La présentation du drapeau bleu et rouge dans la tradition orale

Alors d’où nous vient l’imposition du bleu et rouge ? Une tradition orale remontant à l’époque de l’indépendance et rapportée dans le récit consigné par Madiou qui baignait dans les eaux favorables aux hommes de Pétion, Madiou dont la famille même, à commencer par son père, avait été élevée au sérail des proches par la close appartenance de celle-ci à la haute administration Boyerienne. La famille de Madiou partagera l’exil familial des Boyer en 1843. Il rapporte donc naturellement, probablement en toute bonne foi car c’est un historien sérieux et peu conformiste à l’occasion, mais il n’avait pas les documents contraires, la version du drapeau bleu et rouge attribuée plus tard au congrès de l’Arcahaie par ces milieux Pro-Pétion. Cette version a été confirmée, avec mauvaise foi, par Beaubrun Ardouin et Lepelletier de Saint Remy car ces derniers, eux, avaient connaissance des documents. La tradition du bleu et rouge a été continuée, on l’a vu, jusqu’à tout récemment, par l’histoire. Les manuels en font une vérité d’évangile.

Le drapeau noir et rouge dans les documents : les cinq preuves

Or voici que la vérité historique a émané récemment de cinq preuves documentaires, textuelles et iconographiques irréfutables, en faveur du seul noir et rouge.

Le premier argument de preuve palpable est l’Arcahaie où a été distribué un nouveau drapeau pour les indigènes en lutte, avec la devise : liberté ou la mort. Et ceux qui sortaient de l’Arcahaie à bord de quelques barges qui assuraient la navette vers Léogâne et Petit-Goave ont emporté avec eux le nouveau drapeau et ont été interceptés en mer, pour certains, par des goélettes françaises dont « La Marie » sous le commandement naval de l’amiral Lartouche Tréville, qui croisaient dans les parages. Le capitaine Yves Marie Blot put saisir une de ces barges, questionner les passagers et particulièrement un des marins à bord, et faire le tableau-inventaire complet de tout ce qu’on avait trouvé dans la dite barge, en rapportant dans un procès-verbal dressé « avec solennité » et avec la précision du militaire, qu’il y avait aussi à bord « un pavillon de couleur rouge et noire ». Tout ceci a été transmis par l’amiral Latouche-Tréville au commandement français, en soulignant l’importance significative de cette capture réalisée le 19 mai 1803, c’est à dire le lendemain même du congrès de l’Arcahaie auquel, fait important, Pétion avait participé. C’est, à l’évidence, le drapeau de l’Arcahaie. Or que dit Beaubrun Ardouin qui cite le procès-verbal en question ? Beaubrun Ardouin dit qu’on avait découvert dans la barge sortie de l’Arcahaie et ainsi saisie, « un drapeau indigène », altération délibérée et malhonnête pour un historien déontologiquement obligé de respecter l’exactitude des documents qu’il cite, et cela pour laisser accroire qu’il continuait de s’agit du drapeau bleu et rouge de la tradition orale rapportée à l’origine ingénument sans doute par Madiou, avec l’excuse de l ’ignorance du document qu’en tout cas il ne cite pas, et mensongèrement par Ardouin ( Beaubrun) en connaissance de cause, car le texte du procès-verbal aux Archives nationales françaises dit clairement : « un pavillon de couleur rouge et noire ». Une falsification intéressée et scandaleuse.

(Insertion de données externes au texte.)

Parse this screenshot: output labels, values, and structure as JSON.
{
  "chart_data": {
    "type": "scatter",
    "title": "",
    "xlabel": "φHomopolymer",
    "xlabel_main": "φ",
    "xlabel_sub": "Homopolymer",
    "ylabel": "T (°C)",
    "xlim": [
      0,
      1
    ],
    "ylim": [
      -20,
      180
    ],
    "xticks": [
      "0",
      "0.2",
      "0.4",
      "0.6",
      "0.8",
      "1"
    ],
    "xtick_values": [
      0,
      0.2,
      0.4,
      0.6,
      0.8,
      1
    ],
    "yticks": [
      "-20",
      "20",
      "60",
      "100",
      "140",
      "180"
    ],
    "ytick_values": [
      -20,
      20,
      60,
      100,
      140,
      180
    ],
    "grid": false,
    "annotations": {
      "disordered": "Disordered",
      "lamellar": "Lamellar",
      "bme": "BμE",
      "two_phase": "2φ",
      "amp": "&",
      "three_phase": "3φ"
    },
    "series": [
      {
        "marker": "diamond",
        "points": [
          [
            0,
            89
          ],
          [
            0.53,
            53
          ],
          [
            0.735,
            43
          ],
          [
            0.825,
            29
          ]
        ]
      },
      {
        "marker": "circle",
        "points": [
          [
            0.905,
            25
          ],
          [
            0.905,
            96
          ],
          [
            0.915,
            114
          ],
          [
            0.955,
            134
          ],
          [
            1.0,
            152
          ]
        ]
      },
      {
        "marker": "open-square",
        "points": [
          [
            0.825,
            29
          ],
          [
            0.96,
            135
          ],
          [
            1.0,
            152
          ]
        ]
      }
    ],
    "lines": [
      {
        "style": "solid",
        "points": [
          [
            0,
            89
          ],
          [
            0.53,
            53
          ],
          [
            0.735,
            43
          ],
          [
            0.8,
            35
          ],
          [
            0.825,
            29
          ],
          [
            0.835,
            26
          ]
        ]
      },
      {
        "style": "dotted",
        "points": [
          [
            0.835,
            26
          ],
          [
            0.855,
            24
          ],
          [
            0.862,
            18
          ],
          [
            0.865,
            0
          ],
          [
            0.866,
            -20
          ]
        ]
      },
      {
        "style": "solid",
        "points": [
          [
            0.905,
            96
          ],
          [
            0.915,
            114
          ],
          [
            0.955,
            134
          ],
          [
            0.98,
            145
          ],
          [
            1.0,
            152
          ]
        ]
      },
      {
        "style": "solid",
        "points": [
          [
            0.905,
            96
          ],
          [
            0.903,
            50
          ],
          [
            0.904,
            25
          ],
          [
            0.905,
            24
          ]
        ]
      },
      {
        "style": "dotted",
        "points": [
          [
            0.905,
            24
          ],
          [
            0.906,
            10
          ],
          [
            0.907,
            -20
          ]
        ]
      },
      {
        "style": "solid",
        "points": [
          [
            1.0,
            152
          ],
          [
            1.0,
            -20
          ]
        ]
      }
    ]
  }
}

Le deuxième argument de preuve palpable est le drapeau de Cangé à partir de son ralliement à Dessalines et de retour de l’Arcahaie pour intensifier la guerre dans les régions de l’Ouest comme la Croix des Bouquets, Léogâne et Petit Goâve en y accordant ses violons stratégiques avec le général en chef. C’est le drapeau noir et rouge, que promène Cangé dans toute la partie de l’Ouest soumise par lui après le congrès de l’Arcahaie, jusqu’au siège de Jacmel comme signalé dans des documents d’époque et sur la foi de témoignages précis comme celui de la lettre du capitaine de Saint Mansuy au général Quantin dont le texte précise l’étendard indigène comme noir et rouge. Les frères Bonaparte Auguste, qui la citent à leur tour, croient cependant à la thèse de la coexistence inégale de deux drapeaux de l’indépendance : un bleu et rouge alors épisodique (février-mai 1803 au plus), juste avant l’Arcahaie qu’il devancerait d’un petit trimestre éphémère donc (pour lequel il n’y a aucun document écrit original d’époque, ni système de faisceau de preuves, mais l’insistante tradition orale initiée en version écrite par Madiou qui la reproduit ça et là en lui restant fidèle partout à travers son œuvre et en y conformant ses témoignages) et le drapeau noir et rouge connu et diffusé à partir de l’Arcahaie (18 mai 1803) qui ne fut tout de même pas une création ex nihilo et immédiate, et qui est confirmé par d’autres documents successifs, tous d’époque (drapeau de l’Arcahaie pour lequel, en toute bonne foi, les deux frères invoquent ou citent de nombreux témoignages documentaires d’époque, originaux, authentiquement confirmés, et qu’ils trouvent eux-mêmes concluants).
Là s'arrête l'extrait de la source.